Single-Molecule Fluorescence and FRET Measurements on Internalized Proteins in Living Bacteria

Despite advances in structural biology techniques (such as NMR and X-ray crystallography), it is still extremely difficult to recover information on protein structure, conformations and dynamics inside living cells. Fluorescent protein fusions provide an avenue to study proteins in vivo but cannot directly report on protein structure due to limitations in size, labeling position, and photophysical properties; as a result, there is a pressing need for new methods that can study protein structure in vivo.Towards this goal, we developed electroporation methods to internalize proteins labeled with organic fluorophores in living E. coli. Electroporated cells retained viability while being loaded with different singly or doubly labeled proteins of various sizes (15-100 kDa) and observed at the single-cell and single-molecule levels; single-color fluorescence or FRET could be observed for several seconds. The number of internalized proteins could be tuned from a few to several hundred copies per cell.We used the diffusion behavior of internalized DNA-binding proteins to study protein activity and cellular localization.
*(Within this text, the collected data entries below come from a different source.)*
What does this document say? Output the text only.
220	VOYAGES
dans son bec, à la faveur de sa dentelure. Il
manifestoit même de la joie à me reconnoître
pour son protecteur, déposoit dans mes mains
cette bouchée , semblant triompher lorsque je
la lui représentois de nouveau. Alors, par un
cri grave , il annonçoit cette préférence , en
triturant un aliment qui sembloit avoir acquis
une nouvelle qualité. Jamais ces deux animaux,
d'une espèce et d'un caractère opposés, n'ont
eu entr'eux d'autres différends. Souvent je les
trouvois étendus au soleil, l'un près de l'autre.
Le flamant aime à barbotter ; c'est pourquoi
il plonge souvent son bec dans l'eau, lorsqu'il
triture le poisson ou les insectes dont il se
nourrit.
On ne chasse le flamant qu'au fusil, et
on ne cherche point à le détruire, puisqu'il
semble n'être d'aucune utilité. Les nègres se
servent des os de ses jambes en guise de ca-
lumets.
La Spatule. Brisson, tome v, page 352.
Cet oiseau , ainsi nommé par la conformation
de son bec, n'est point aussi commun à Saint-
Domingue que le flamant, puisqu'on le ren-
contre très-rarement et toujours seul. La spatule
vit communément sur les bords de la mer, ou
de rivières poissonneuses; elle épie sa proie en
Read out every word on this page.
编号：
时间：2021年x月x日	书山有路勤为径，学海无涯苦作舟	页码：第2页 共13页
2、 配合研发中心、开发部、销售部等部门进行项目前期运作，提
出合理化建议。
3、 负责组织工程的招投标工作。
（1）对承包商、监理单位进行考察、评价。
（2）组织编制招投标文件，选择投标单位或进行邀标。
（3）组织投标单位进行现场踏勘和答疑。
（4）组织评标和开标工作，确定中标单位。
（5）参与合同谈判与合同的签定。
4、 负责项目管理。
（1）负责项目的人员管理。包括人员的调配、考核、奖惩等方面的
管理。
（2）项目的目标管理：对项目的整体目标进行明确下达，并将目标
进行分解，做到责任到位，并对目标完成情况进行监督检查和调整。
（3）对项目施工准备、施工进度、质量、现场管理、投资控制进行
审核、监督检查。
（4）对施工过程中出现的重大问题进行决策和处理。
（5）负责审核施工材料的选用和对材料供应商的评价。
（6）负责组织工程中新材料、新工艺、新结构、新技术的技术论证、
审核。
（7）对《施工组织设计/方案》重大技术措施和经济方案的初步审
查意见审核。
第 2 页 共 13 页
Internalized catabolite activator protein (a bacterial activator) remains immobile in cells, likely due to binding to chromosomal sites. In contrast, internalized DNA polymerase I Klenow fragment (KF), a component of DNA repair pathways, diffuses through the cytoplasm and localizes when DNA damaging reagents are added. Measurements on doubly-labeled KF molecules reveal FRET efficiencies centered ∼50% (corresponding to an interprobe distance of ∼5 nm), matching published in vitro results, and enabling the study of KF conformations and dynamics in vivo. Ongoing work focuses on internalization of partners of specific complexes to examine their structure and interactions in the bacterial cytoplasm, as well as internalization in other organisms.